BC Culture Days is a series of province-wide events taking place from September 24 to October 24, 2021, that celebrates the arts, culture and storytelling. The month-long hybrid celebration has something to offer for all arts and culture lovers — from virtual and in-person tours of heritage sites to ventriloquism and musical performances. It also offers more hands-on activities like acrylic painting and even the opportunity to create your very own ring with the help of the Richmond Gem and Mineral society. There are both virtual events that can be attended from the comfort of your homes and immersive in-person events.
Each year, up to ten artists from across the province are selected to present a project that is personal to them. They collaborate with an experienced mentor who closely works with them in creating their project and developing their artistic aspirations. Ambassadors also promote BC Culture Days by acting as spokespersons for the event. Dr. Billy Cohen, an assistant professor in the UBC Okanagan school of education has been selected to be a mentor to Ambassador Kenthen Thomas for one of this year's BC Culture Days events.
Cohen researches the transforming potential of Indigenous, Interior Salish and Syilx-Okanagan knowledge and pedagogy through organic language and cultural knowledge revitalization.
His mentee, Thomas is a teacher by profession and also works towards integrating indigeneity into the educational system. Thomas is also an actor and has been around almost the entirety of Western Canada sharing stories of his Secwepemulucw ancestors.
For BC Culture Days, Thomas wishes to demonstrate the beauty and value of storytelling through stories called “Legends That Teach.” In an interview with The Ubyssey, he talked about how, all through life, people are given instructions on how not to behave and what not to do without any real explanations or examples. He says that in the legends and stories told by his ancestors, “they don’t tell you this is what you need to do, or this will happen, instead, they show you.” According to Thomas, we learn lessons and values through the stories told by our ancestors in ways that simple directions and instructions just cannot replicate. “[The] words of [our] ancestors [are] more than just words, . . . they are lessons,” he said.
Cohen echoed Thomas’s sentiments and spoke about the value of thinking of “traditional stories as wisdom of our ancestors . . . being carried forward.”
“We're never going into the past, but we're carrying over knowledge that has relevance and application now, and . . . what these stories do is they connect us to place [and] they connect us to all of the natural biodiversity specific places,” said Cohen.
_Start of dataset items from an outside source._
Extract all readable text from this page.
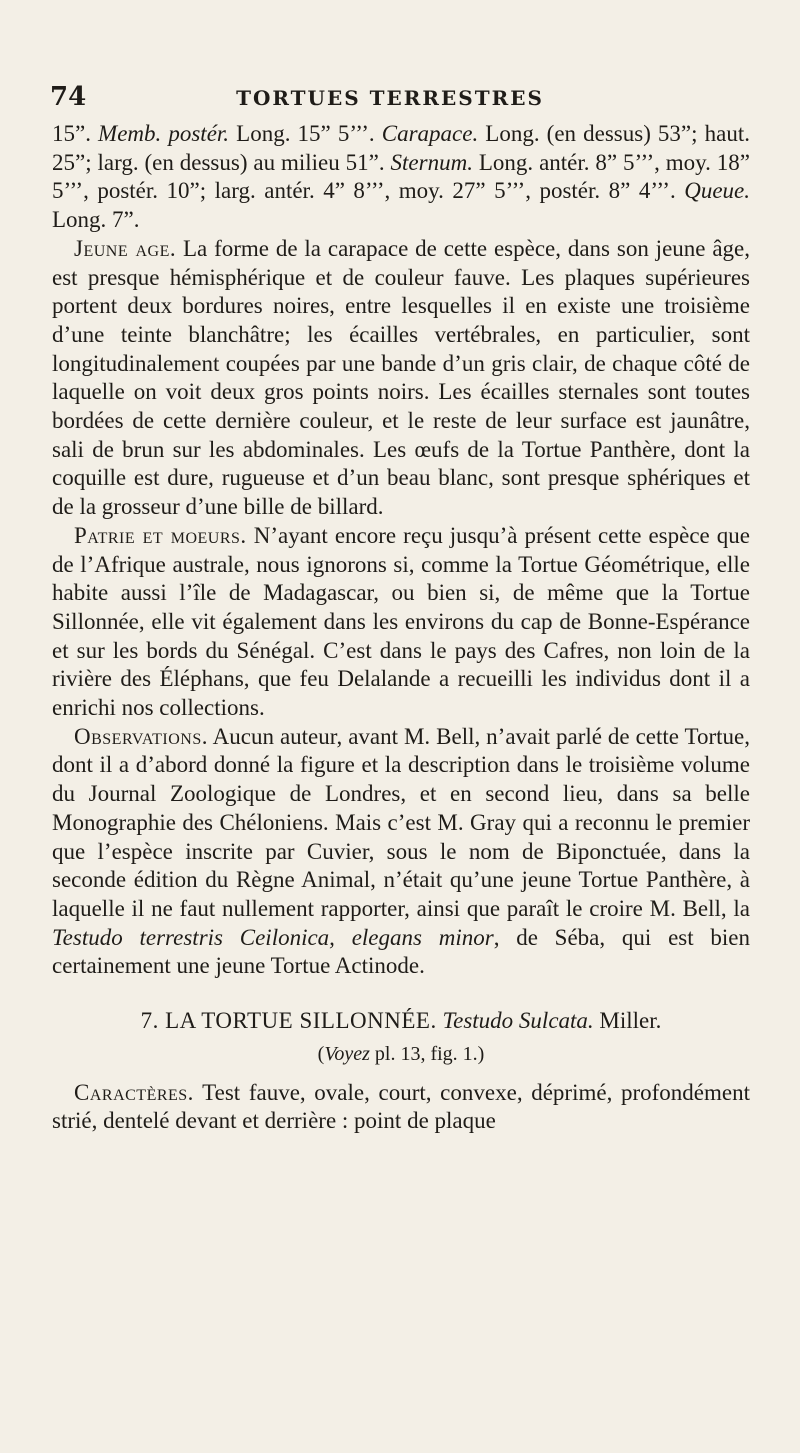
74	TORTUES TERRESTRES

15”. Memb. postér. Long. 15” 5’’’. Carapace. Long. (en dessus) 53”; haut. 25”; larg. (en dessus) au milieu 51”. Sternum. Long. antér. 8” 5’’’, moy. 18” 5’’’, postér. 10”; larg. antér. 4” 8’’’, moy. 27” 5’’’, postér. 8” 4’’’. Queue. Long. 7”.

Jeune age. La forme de la carapace de cette espèce, dans son jeune âge, est presque hémisphérique et de couleur fauve. Les plaques supérieures portent deux bordures noires, entre lesquelles il en existe une troisième d’une teinte blanchâtre; les écailles vertébrales, en particulier, sont longitudinalement coupées par une bande d’un gris clair, de chaque côté de laquelle on voit deux gros points noirs. Les écailles sternales sont toutes bordées de cette dernière couleur, et le reste de leur surface est jaunâtre, sali de brun sur les abdominales. Les œufs de la Tortue Panthère, dont la coquille est dure, rugueuse et d’un beau blanc, sont presque sphériques et de la grosseur d’une bille de billard.

Patrie et moeurs. N’ayant encore reçu jusqu’à présent cette espèce que de l’Afrique australe, nous ignorons si, comme la Tortue Géométrique, elle habite aussi l’île de Madagascar, ou bien si, de même que la Tortue Sillonnée, elle vit également dans les environs du cap de Bonne-Espérance et sur les bords du Sénégal. C’est dans le pays des Cafres, non loin de la rivière des Éléphans, que feu Delalande a recueilli les individus dont il a enrichi nos collections.

Observations. Aucun auteur, avant M. Bell, n’avait parlé de cette Tortue, dont il a d’abord donné la figure et la description dans le troisième volume du Journal Zoologique de Londres, et en second lieu, dans sa belle Monographie des Chéloniens. Mais c’est M. Gray qui a reconnu le premier que l’espèce inscrite par Cuvier, sous le nom de Biponctuée, dans la seconde édition du Règne Animal, n’était qu’une jeune Tortue Panthère, à laquelle il ne faut nullement rapporter, ainsi que paraît le croire M. Bell, la Testudo terrestris Ceilonica, elegans minor, de Séba, qui est bien certainement une jeune Tortue Actinode.

7. LA TORTUE SILLONNÉE. Testudo Sulcata. Miller.
(Voyez pl. 13, fig. 1.)

Caractères. Test fauve, ovale, court, convexe, déprimé, profondément strié, dentelé devant et derrière : point de plaque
He added that the legends talk about “cultural and ecological diversity” and make us more aware of our responsibilities towards the environment and the future generations to come.
The theme of this year's BC Culture Days Event is RE:IMAGINE, imagining “a post-pandemic world brightened through creative exploration and artistic expression.” Thomas spoke about how humans have always considered themselves as belonging at the top of the food chain and being in a superior position than all other life on planet Earth. He referred to the phrase “X7’engst” meaning that the land will turn on you. He views all the natural disasters, and even the COVID-19 pandemic, as nature’s way of giving back thousands of years of mistreatment. He says that now, we all must “[look] beyond our human selves [and] . . . [see] ourselves as part of the circle.” Through “Legends that Teach,” he aims to urge everyone to REIMAGINE their positions with respect to other life on Earth and strive towards coexisting and tackling the problems that we are facing together. Cohen added that things do not have to always remain the way they are and together we can “imagine something better . . . [and] more balanced.”
When asked about Cohen and his mentorship with him, Thomas mentioned how he has found a kindred spirit in Cohen. He said, “ It’s just awesome to know that Billy is down South . . . and feeling and expressing the same passion that I have for the . . . legends and the words of the ancestors.” Cohen was very appreciative of Thomas and his work as a storyteller and performer and also reminisced about how he had once attended workshops conducted by Thomas’s grandmother.
Thomas encourages all “artistic souls” to apply for the ambassador program as it is “a great way to learn how to market and promote yourself and how to find the words to describe what you're doing.”
“As a performing artist, a few years ago I had a hard time describing myself . . . [and had] trouble finding [the] verbs to encompass that. [The ambassador program] helped me find more tools to speak to things like that,” said Thomas.